You’re Overtraining - Though pushing your body can lead to great gains, it can also be harmful. If you notice an increase in your resting heart rate when you’re going heavy on the training and light on the rest, your body may be telling you that you need to cut back. By resting adequately, your body can repair and adapt and you are likely to bounce back stronger than ever.
You’re Too Stressed - Continued mental and emotional stress can also cause your RHR to creep up over time. If “fight-or-flight” mode becomes your norm, the associated increase in your resting heart rate can produce a higher risk of heart attacks, strokes, and other conditions. Try adding relaxation into your day—read, meditate, go for a walk with two or four legged friends or any other emotionally recharging activities. Regular relaxation activities may help you combat your stress and which could lead to a lower resting heart rate. I have excellent track record I significantly reducing stress, anxiety and high blood pressure through Heartmath methodology.
You don’t sleep enough - Always exhausted? Chronic sleep deprivation—which can lead to fatigue, a lower metabolism, and grazing—can also raise your RHR. Aim for at least 7 to 8 hours of sleep each night. Sleep deprivation if often caused by sleep apnoea, so if you wake up tired, this is something you may want to have tested.
You’re drinking enough - During a hot summer day, especially in places such as the French Riviera, if you notice a temporary increase in your resting heart rate, your body might simply be trying to cool down. However, it could also mean you’re dehydrated—especially if you’re thirstier than usual, your mouth feels dry, and your urine is yellower than normal. To help lower your resting heart rate, drink more water.
You’re Developing a Medical Condition - If you experience shortness of breath, unusual fatigue, dizziness, excessive thirst/urination and your RHR has increased, you might be at risk for cardiovascular disease, hyperthyroidism, or type-2 diabetes. However, a low resting heart rate isn’t always ideal either. When combined with symptoms (such as those mentioned), it could indicate an underlying issue with the electrical system of your heart. If have concerns, discuss these changes with your healthcare professional.
Important to Keep in Mind
If you notice a change in your HR but none of the scenarios above seem plausible, there are two other factors that may be in play: age and medication.
Resting Heart Rate Increases With Age - Most of the time your RHR can be modified. Regrettably, as you get older, your RHR tends to increase. To reduce the influence that aging can have on your cardiovascular system, you can help maximize your results by exercising within your target HR zone to help lower your resting heart rate.

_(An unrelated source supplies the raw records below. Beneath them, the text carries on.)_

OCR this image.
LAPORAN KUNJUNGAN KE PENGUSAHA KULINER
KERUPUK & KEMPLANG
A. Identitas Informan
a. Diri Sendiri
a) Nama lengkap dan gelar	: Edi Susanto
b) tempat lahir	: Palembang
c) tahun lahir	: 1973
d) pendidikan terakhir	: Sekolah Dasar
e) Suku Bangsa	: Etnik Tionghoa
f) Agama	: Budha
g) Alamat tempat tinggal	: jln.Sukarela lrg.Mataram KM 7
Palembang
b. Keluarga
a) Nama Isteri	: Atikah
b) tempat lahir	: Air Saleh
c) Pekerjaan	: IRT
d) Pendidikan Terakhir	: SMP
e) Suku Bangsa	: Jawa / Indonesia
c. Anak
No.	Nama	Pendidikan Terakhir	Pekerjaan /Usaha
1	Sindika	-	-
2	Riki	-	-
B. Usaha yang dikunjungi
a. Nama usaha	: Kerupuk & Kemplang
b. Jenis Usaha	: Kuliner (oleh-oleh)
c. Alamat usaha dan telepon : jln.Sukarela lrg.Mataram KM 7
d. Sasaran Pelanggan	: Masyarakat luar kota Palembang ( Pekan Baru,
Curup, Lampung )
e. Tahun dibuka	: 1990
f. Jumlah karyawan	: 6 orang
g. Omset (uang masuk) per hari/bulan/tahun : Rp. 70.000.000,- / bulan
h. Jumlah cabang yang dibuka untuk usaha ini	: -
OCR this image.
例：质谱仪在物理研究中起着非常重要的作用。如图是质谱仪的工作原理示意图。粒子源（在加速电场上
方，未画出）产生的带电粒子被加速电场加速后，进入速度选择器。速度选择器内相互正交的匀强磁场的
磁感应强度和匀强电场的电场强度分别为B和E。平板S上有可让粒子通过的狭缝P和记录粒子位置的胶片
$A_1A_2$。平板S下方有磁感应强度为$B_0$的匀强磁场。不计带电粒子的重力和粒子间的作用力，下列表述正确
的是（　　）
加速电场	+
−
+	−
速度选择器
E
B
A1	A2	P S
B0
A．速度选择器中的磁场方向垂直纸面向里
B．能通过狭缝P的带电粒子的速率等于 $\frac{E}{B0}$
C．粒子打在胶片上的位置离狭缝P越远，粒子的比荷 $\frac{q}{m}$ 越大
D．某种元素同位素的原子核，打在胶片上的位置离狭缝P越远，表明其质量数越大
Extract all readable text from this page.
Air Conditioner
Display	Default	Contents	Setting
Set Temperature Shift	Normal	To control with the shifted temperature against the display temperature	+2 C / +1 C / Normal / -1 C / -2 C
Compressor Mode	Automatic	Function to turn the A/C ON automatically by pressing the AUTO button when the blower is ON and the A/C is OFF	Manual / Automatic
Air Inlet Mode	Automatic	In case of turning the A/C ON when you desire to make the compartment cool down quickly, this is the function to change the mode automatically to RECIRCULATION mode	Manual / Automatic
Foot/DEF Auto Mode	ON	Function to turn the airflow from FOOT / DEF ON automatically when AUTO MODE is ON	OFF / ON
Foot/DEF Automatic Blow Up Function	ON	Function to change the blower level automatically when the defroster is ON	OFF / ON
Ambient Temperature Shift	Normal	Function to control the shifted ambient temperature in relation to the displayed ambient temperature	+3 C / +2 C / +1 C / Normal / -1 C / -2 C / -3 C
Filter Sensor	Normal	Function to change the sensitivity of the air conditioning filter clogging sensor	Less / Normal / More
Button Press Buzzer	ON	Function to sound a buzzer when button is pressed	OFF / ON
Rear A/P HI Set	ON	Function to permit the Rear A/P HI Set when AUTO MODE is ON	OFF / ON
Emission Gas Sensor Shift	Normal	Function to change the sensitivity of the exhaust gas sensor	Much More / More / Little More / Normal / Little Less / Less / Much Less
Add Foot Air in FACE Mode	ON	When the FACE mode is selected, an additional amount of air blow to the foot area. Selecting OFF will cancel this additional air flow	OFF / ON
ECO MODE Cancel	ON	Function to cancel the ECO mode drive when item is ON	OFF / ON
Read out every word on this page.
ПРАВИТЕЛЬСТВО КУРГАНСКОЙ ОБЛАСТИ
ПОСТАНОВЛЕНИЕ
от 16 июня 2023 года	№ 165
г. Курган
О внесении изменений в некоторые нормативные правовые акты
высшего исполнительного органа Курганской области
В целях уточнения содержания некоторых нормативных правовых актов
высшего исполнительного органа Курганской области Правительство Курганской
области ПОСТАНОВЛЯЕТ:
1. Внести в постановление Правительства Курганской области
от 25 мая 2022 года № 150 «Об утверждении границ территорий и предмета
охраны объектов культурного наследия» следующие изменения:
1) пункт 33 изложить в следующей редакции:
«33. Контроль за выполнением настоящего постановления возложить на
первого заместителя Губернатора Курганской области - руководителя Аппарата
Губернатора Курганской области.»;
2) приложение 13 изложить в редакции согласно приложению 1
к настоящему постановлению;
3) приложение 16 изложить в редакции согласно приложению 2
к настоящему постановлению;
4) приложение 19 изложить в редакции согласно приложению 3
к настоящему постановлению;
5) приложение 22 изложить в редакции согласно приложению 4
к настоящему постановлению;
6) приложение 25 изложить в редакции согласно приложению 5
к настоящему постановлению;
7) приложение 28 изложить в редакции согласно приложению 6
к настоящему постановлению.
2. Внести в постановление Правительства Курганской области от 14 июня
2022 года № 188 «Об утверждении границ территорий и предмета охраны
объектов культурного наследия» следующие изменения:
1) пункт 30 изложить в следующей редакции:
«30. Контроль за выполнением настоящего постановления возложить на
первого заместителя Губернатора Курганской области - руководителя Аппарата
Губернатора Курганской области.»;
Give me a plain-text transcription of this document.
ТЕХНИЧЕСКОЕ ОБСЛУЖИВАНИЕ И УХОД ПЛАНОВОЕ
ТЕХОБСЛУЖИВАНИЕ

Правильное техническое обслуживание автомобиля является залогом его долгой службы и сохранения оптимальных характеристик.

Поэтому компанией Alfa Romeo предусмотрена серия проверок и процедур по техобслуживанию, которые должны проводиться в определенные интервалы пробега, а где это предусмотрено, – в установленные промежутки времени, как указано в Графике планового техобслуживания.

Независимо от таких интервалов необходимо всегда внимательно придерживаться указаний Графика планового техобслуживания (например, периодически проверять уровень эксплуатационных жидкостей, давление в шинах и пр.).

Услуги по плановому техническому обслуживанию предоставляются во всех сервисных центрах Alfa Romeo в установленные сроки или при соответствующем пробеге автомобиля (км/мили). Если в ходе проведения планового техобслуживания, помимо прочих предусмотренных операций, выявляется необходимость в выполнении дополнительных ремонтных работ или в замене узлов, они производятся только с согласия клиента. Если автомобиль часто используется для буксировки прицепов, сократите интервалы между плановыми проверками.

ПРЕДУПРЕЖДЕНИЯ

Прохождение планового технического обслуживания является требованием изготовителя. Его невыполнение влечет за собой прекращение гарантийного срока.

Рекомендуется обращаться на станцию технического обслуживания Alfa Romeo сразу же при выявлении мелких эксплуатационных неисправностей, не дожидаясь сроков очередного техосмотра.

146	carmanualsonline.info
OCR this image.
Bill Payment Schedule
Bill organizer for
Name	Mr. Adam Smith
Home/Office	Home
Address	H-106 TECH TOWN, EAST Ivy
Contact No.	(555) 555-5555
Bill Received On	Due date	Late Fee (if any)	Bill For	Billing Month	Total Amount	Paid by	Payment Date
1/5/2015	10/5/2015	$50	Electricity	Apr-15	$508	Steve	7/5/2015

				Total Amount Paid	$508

Medication Affects Resting Heart Rate - Changes in your resting heart rate can also result from over-the-counter or prescription medications. Medications for asthma, depression, obesity, and attention deficit disorder tend to increase your RHR. However, medications prescribed for hypertension and heart conditions (beta blockers, calcium channel blockers) usually decrease your RHR.
This article is not intended to substitute informed medical advice. You should not use this information to diagnose or treat a health problem or condition. Always check with your healthcare professional before changing your diet, altering your sleep habits, taking supplements, or starting a new fitness routine.